Sobre esa base, no encuentro ninguna razón para negar la posibilidad de erradicar la pobreza, mitigar la desigualdad y controlar definitivamente la corrupción como propósitos fundamentales para el 2020, suscritos abierta y decididamente por todas las fuerzas políticas y sociales de México. No como un acto de sometimiento de las oposiciones a la voluntad del presidente de la República ni tampoco como una imposición unilateral del gobierno, sino como el principio de un diálogo que, en mi opinión, le está haciendo mucha falta al país.

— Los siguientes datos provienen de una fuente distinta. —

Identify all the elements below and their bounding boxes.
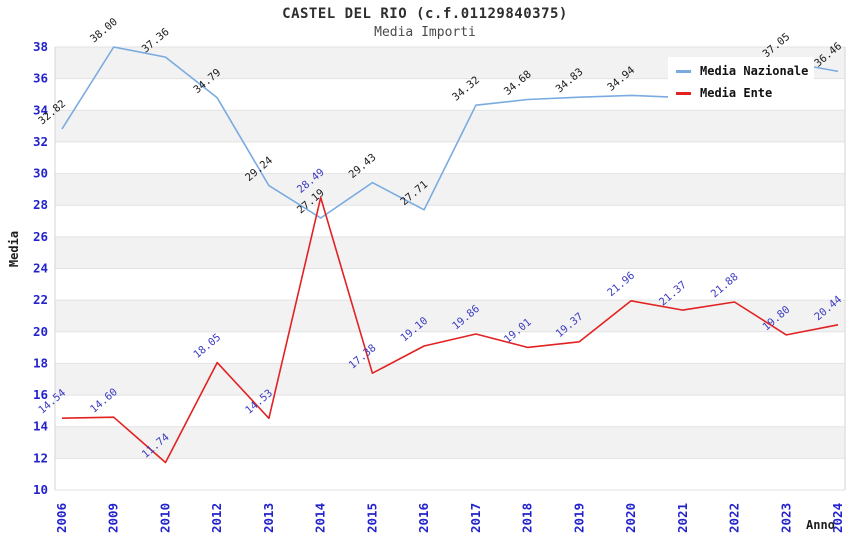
point-label: 21.96 bbox=[605, 270, 637, 300]
x-tick-label: 2014 bbox=[313, 503, 328, 533]
chart-subtitle: Media Importi bbox=[374, 25, 476, 40]
y-tick-label: 20 bbox=[33, 324, 48, 339]
legend-label-media-nazionale: Media Nazionale bbox=[700, 64, 809, 78]
legend: Media Nazionale Media Ente bbox=[668, 57, 814, 107]
x-tick-label: 2020 bbox=[623, 503, 638, 533]
media-ente-line-swatch bbox=[676, 91, 691, 95]
plot-band bbox=[55, 173, 845, 206]
y-tick-label: 30 bbox=[33, 166, 48, 181]
x-tick-label: 2019 bbox=[571, 503, 586, 533]
y-tick-label: 26 bbox=[33, 229, 48, 244]
plot-band bbox=[55, 363, 845, 396]
chart-title: CASTEL DEL RIO (c.f.01129840375) bbox=[282, 6, 568, 22]
x-tick-label: 2009 bbox=[106, 503, 121, 533]
x-tick-label: 2018 bbox=[520, 503, 535, 533]
point-label: 21.88 bbox=[709, 271, 741, 301]
x-tick-label: 2016 bbox=[416, 503, 431, 533]
point-label: 18.05 bbox=[191, 331, 223, 361]
y-tick-label: 22 bbox=[33, 292, 48, 307]
series-line-media-ente bbox=[61, 196, 839, 464]
x-tick-label: 2006 bbox=[54, 503, 69, 533]
x-tick-label: 2013 bbox=[261, 503, 276, 533]
y-tick-label: 14 bbox=[33, 419, 48, 434]
legend-label-media-ente: Media Ente bbox=[700, 86, 773, 100]
plot-band bbox=[55, 110, 845, 142]
y-tick-label: 18 bbox=[33, 355, 48, 370]
plot-band bbox=[55, 300, 845, 332]
y-tick-label: 16 bbox=[33, 387, 48, 402]
legend-item-media-ente: Media Ente bbox=[676, 86, 806, 100]
y-tick-label: 32 bbox=[33, 134, 48, 149]
x-axis-title: Anno bbox=[806, 518, 835, 532]
x-tick-label: 2024 bbox=[830, 503, 845, 533]
y-tick-label: 28 bbox=[33, 197, 48, 212]
x-tick-label: 2015 bbox=[364, 503, 379, 533]
y-tick-label: 24 bbox=[33, 261, 48, 276]
x-tick-label: 2017 bbox=[468, 503, 483, 533]
y-tick-label: 38 bbox=[33, 39, 48, 54]
y-axis-title: Media bbox=[7, 230, 21, 268]
legend-item-media-nazionale: Media Nazionale bbox=[676, 64, 809, 78]
plot-band bbox=[55, 236, 845, 269]
x-tick-label: 2023 bbox=[778, 503, 793, 533]
media-nazionale-line-swatch bbox=[676, 69, 691, 73]
x-tick-label: 2012 bbox=[209, 503, 224, 533]
x-tick-label: 2010 bbox=[157, 503, 172, 533]
x-tick-label: 2021 bbox=[675, 503, 690, 533]
y-tick-label: 12 bbox=[33, 450, 48, 465]
plot-band bbox=[55, 426, 845, 459]
x-tick-label: 2022 bbox=[727, 503, 742, 533]
y-tick-label: 36 bbox=[33, 71, 48, 86]
y-tick-label: 34 bbox=[33, 102, 48, 117]
y-tick-label: 10 bbox=[33, 482, 48, 497]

De buena fe, la sola idea de discutir franca y abiertamente sobre esas tres prioridades y sobre la forma en que se están afrontando en los tres niveles de gobierno —donde siguen gobernando todos los partidos— con la participación de la academia, la sociedad civil, las comunidades organizadas, los medios y los organismos internacionales, le traería aire fresco al ambiente de polarización que seguimos viviendo y hasta podría desazolvar la deliberación pública exclusivamente centrada en las palabras pronunciadas cada mañana por el titular del Ejecutivo. A nadie le hará daño hablar de las prioridades fundamentales de México ni tampoco plantear francamente las diferencias que haya sobre cada una de ellas. Tampoco le vendría mal al gobierno, para morigerar la disputa ideológica y empezar a pisar tierra.

Si se deja pasar el 2020 difícilmente habrá otra oportunidad. Repito lo que respondí a mi periódico hace unos días: este año puede servir como tregua pues en 2021 habrá elecciones, en 2022, revocación del mandato y, en 2023, viviremos en las vísperas de la locura. Nos queda el 2020 para conjurar los demonios que nos acechan.